The assault trial for Const. Geoff Mantler opened Monday with testimony from the journalist who caught him kicking a kneeling suspect in the face.

Kelly Hayes stood across the street from Mantler during the Jan. 6, 2011 arrest, filming with his iPhone as the officer stepped towards 51-year-old Buddy Tavares and punted him.

The video made headlines across Canada, leading to a charge of assault causing bodily harm for Mantler and inspiring a protest rally against the RCMP in Kelowna.

But the same footage may play a large part in the defence’s strategy.

During Hayes’ cross-examination, Mantler’s lawyer broke the footage down frame by frame and highlighted a fifth of a second in which Tavares appears to raise his hands slightly towards the officer.

“When you see it in plain speed, in normal speed, you wouldn’t notice that until someone breaks it down,” Hayes told CTV News. “But it can’t be denied that Mr. Tavares raises his hands.”

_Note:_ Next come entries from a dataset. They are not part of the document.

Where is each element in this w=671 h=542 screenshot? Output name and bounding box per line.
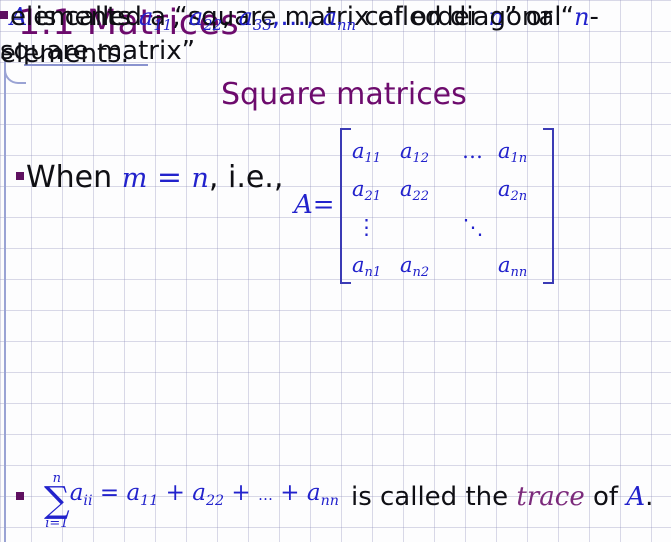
diagonal-entry-a11: a11 — [139, 3, 172, 31]
sum-plus-2: + — [224, 480, 258, 506]
matrix-cell-base: a — [400, 177, 413, 201]
matrix-cell: ⋱ — [448, 208, 498, 246]
bullet-square-icon — [16, 492, 24, 500]
matrix-cell: … — [448, 132, 498, 170]
comma-1: , — [172, 2, 189, 32]
matrix-left-bracket — [340, 128, 351, 284]
matrix-cell-base: a — [352, 139, 365, 163]
matrix-cell: a12 — [400, 132, 448, 170]
diagonal-entry-a22: a22 — [189, 3, 222, 31]
sum-ellipsis: … — [258, 486, 273, 504]
sum-equals: = — [93, 480, 127, 506]
comma-2: , — [222, 2, 239, 32]
equals-sign-when: = — [147, 160, 191, 195]
matrix-variable-A: A — [294, 190, 313, 220]
bullet-square-icon — [0, 11, 8, 19]
diagonal-ellipsis-icon: ⋱ — [463, 215, 484, 239]
matrix-cell-empty — [400, 208, 448, 246]
matrix-equals-sign: = — [313, 190, 335, 220]
matrix-cell: an1 — [352, 246, 400, 284]
matrix-row: an1 an2 ann — [352, 246, 550, 284]
left-margin-rule — [4, 58, 6, 542]
variable-A-trace: A — [626, 482, 645, 512]
horizontal-ellipsis-icon: … — [462, 139, 484, 163]
matrix-row: a21 a22 a2n — [352, 170, 550, 208]
bullet-diagonal-paragraph: elements a11, a22, a33,…, ann called dia… — [0, 0, 671, 71]
diagonal-entry-a33: a33 — [239, 3, 272, 31]
matrix-cell: an2 — [400, 246, 448, 284]
matrix-cell: ann — [498, 246, 550, 284]
matrix-cell-empty — [448, 246, 498, 284]
matrix-cell-base: a — [352, 253, 365, 277]
bullet-diagonal-text-1: elements — [10, 2, 139, 32]
bullet-when-line: When m = n, i.e., — [16, 160, 283, 197]
trace-period: . — [645, 482, 653, 512]
matrix-cell-sub: 1n — [511, 151, 528, 166]
matrix-cell: a21 — [352, 170, 400, 208]
slide-canvas: 1.1 Matrices Square matrices When m = n,… — [0, 0, 671, 542]
matrix-cell-sub: nn — [511, 265, 528, 280]
matrix-cell-sub: 21 — [365, 189, 382, 204]
matrix-cell-sub: 12 — [413, 151, 430, 166]
matrix-cell-base: a — [498, 139, 511, 163]
sigma-operator: n∑i=1 — [44, 473, 70, 530]
matrix-cell-sub: 11 — [365, 151, 382, 166]
sum-term-ann: ann — [307, 480, 339, 506]
vertical-ellipsis-icon: ⋮ — [356, 215, 377, 239]
sigma-glyph-icon: ∑ — [44, 485, 70, 517]
variable-n: n — [192, 163, 209, 194]
diagonal-entry-ann: ann — [323, 3, 356, 31]
matrix-equation-lhs: A= — [294, 190, 335, 220]
matrix-cell: a2n — [498, 170, 550, 208]
matrix-cell: a11 — [352, 132, 400, 170]
word-trace: trace — [516, 482, 584, 512]
matrix-cell-base: a — [400, 253, 413, 277]
sum-plus-3: + — [273, 480, 307, 506]
trace-tail-text-2: of — [585, 482, 627, 512]
summand-a-ii: aii — [70, 480, 93, 506]
matrix-cell-base: a — [498, 253, 511, 277]
diagonal-ellipsis: ,…, — [272, 2, 323, 32]
matrix-cell-sub: n1 — [365, 265, 382, 280]
trace-tail-text-1: is called the — [351, 482, 516, 512]
bullet-trace-line: n∑i=1aii = a11 + a22 + … + annis called … — [16, 470, 653, 527]
matrix-cell: a1n — [498, 132, 550, 170]
matrix-cell-base: a — [352, 177, 365, 201]
sum-lower-limit: i=1 — [44, 517, 70, 530]
matrix-cell-sub: n2 — [413, 265, 430, 280]
matrix-cell-base: a — [498, 177, 511, 201]
matrix-cell-empty — [448, 170, 498, 208]
matrix-row: a11 a12 … a1n — [352, 132, 550, 170]
matrix-cell-sub: 22 — [413, 189, 430, 204]
section-subtitle: Square matrices — [221, 76, 467, 114]
matrix-row: ⋮ ⋱ — [352, 208, 550, 246]
matrix-cell-base: a — [400, 139, 413, 163]
matrix-cell: ⋮ — [352, 208, 400, 246]
summation-body: aii = a11 + a22 + … + ann — [70, 476, 339, 513]
matrix-grid: a11 a12 … a1n a21 a22 a2n ⋮ ⋱ an1 an2 — [352, 132, 550, 284]
bullet-when-text-1: When — [26, 160, 122, 195]
trace-summation-expression: n∑i=1aii = a11 + a22 + … + ann — [44, 471, 339, 528]
matrix-cell: a22 — [400, 170, 448, 208]
bullet-square-icon — [16, 172, 24, 180]
variable-m: m — [122, 163, 148, 194]
sum-term-a11: a11 — [126, 480, 158, 506]
bullet-when-text-2: , i.e., — [209, 160, 283, 195]
sum-term-a22: a22 — [192, 480, 224, 506]
matrix-cell-empty — [498, 208, 550, 246]
sum-plus-1: + — [158, 480, 192, 506]
matrix-cell-sub: 2n — [511, 189, 528, 204]
matrix-display: a11 a12 … a1n a21 a22 a2n ⋮ ⋱ an1 an2 — [338, 128, 556, 284]
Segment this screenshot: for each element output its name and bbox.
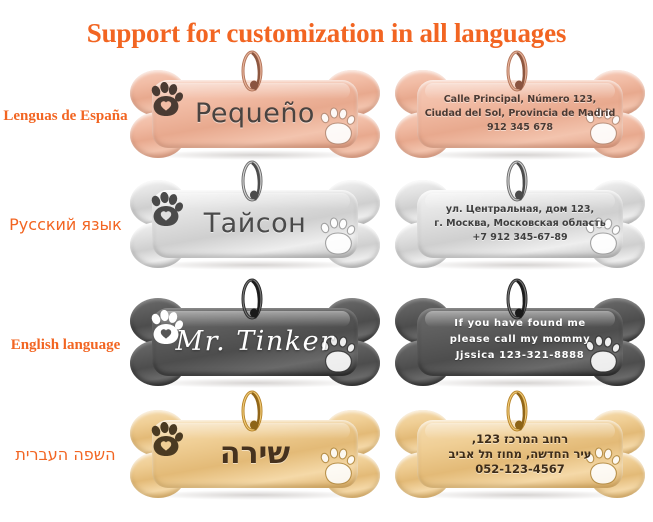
engraved-paw-print-icon [583, 106, 627, 148]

Tavares, who spoke briefly on his way into court, said he expected his character would play a key role in the defence.

“His whole defence is going to be to discredit me, you watch,” said Tavares, who says he suffers ongoing anxiety attacks as a result of the kick.

Tavares’ truck was pulled over the day of the alleged assault by Mounties responding to reports of shots fired at the Harvest Golf Club. A friend of Tavares told CTV News he was on disability leave from his job at the course at the time, and that one of his duties had been scaring off geese with a shotgun.

Mantler pleaded not guilty to the assault, a move that still shocks Tavares’ family. The officer declined to speak to reporters outside the courthouse Monday.

He has been suspended from duty since January 2011 and had his pay revoked months later.

The trial is expected to last two weeks.